The snow outside had stopped, though it had left a thin icing-sugar scrim of white on the front steps and the flagstones of the courtyard. Cordelia stood on the top step, her breath puffing around her in white clouds, her hands—gloveless—folded together. Her hair was a bright flame against the whiteness of winter, like a poppy among a field of lilies.
“Daisy—” he started.
“Don’t,” she said, softly, looking at the Institute gates with their Latin script, PULVIS ET UMBRA SUMUS. “Don’t call me that.”
He could see where her fingertips were reddened with cold. He wanted to wrap her hands in his, fold them inside his coat the way he had seen his father do with his mother’s hands. With the self-control that years of Jem’s training had instilled in him, he held himself back.
“Cordelia,” he said. “Would you have told Lucie? I know you couldn’t have, you didn’t have a chance, but—would you have? That you saw me… with Grace, before you left for Paris?”
Cordelia shook her head. “I wouldn’t have, no. I never told her anything about our discussions of Grace or about our… arrangements regarding her.” She lifted her chin and looked at him, her dark eyes shining like shields. “I would not be pitied. Not by anyone.”
In that, we are alike, James wanted to say; he couldn’t bear to tell anyone about the bracelet, the spell. Couldn’t bear to be pitied over what Grace had done to him. He had intended to tell Cordelia, but he had imagined a very different sort of reunion for them.
He pushed thoughts of her in Matthew’s arms away. “I’m sorry,” he said. “I never thought about putting you in a position where you had to lie to Lucie.

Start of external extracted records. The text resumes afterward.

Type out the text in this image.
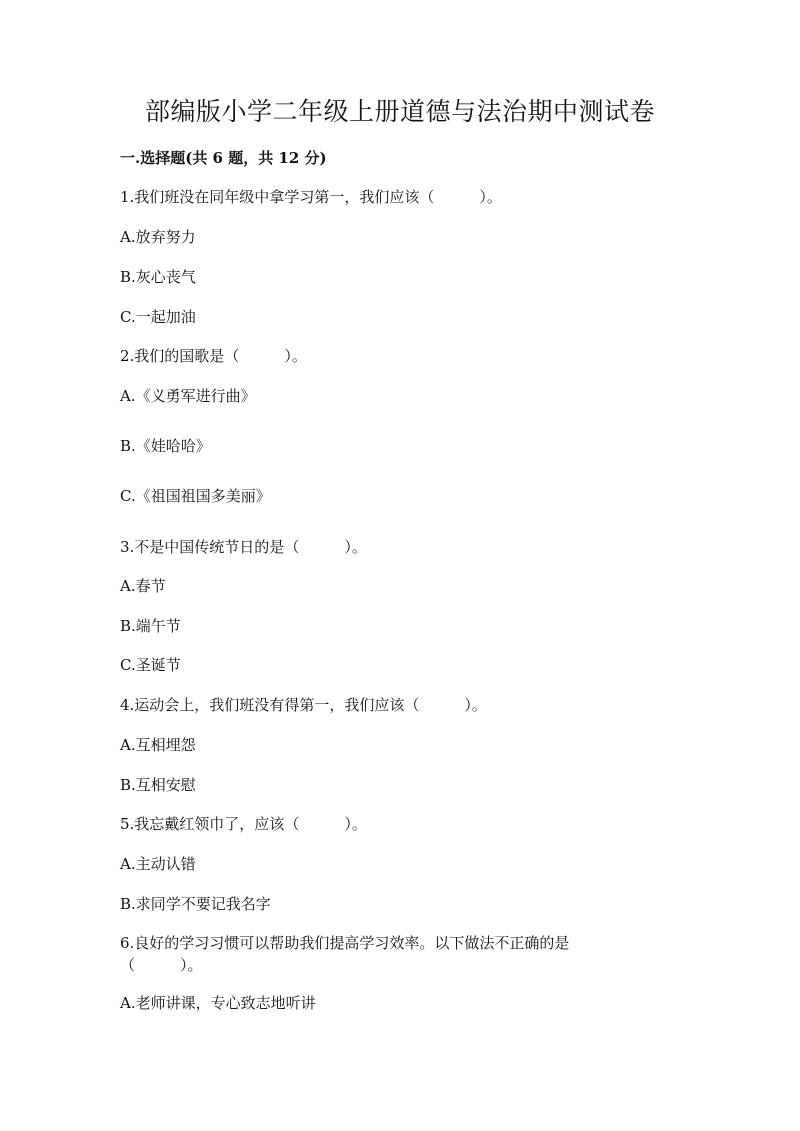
部编版小学二年级上册道德与法治期中测试卷
一.选择题(共 6 题，共 12 分)
1.我们班没在同年级中拿学习第一，我们应该（　　　）。
A.放弃努力
B.灰心丧气
C.一起加油
2.我们的国歌是（　　　）。
A.《义勇军进行曲》
B.《娃哈哈》
C.《祖国祖国多美丽》
3.不是中国传统节日的是（　　　）。
A.春节
B.端午节
C.圣诞节
4.运动会上，我们班没有得第一，我们应该（　　　）。
A.互相埋怨
B.互相安慰
5.我忘戴红领巾了，应该（　　　）。
A.主动认错
B.求同学不要记我名字
6.良好的学习习惯可以帮助我们提高学习效率。以下做法不正确的是（　　　）。
A.老师讲课，专心致志地听讲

I see now it’s put distance between you two. I never wanted that. My pride was never worth that.” He allowed himself to look at Cordelia. Her expression had softened slightly. “Let’s just go home.”
Unable to hold back, he reached out to move a wayward lock of scarlet hair away from her face. His fingertips grazed the soft skin of her cheek. To his surprise, she did not reach up to stop him. But neither did she say, Yes, let’s go home to Curzon Street. She said nothing at all.
“That house is our home,” he said in the same quiet tone. “Our home. It isn’t anything to me without you in it.”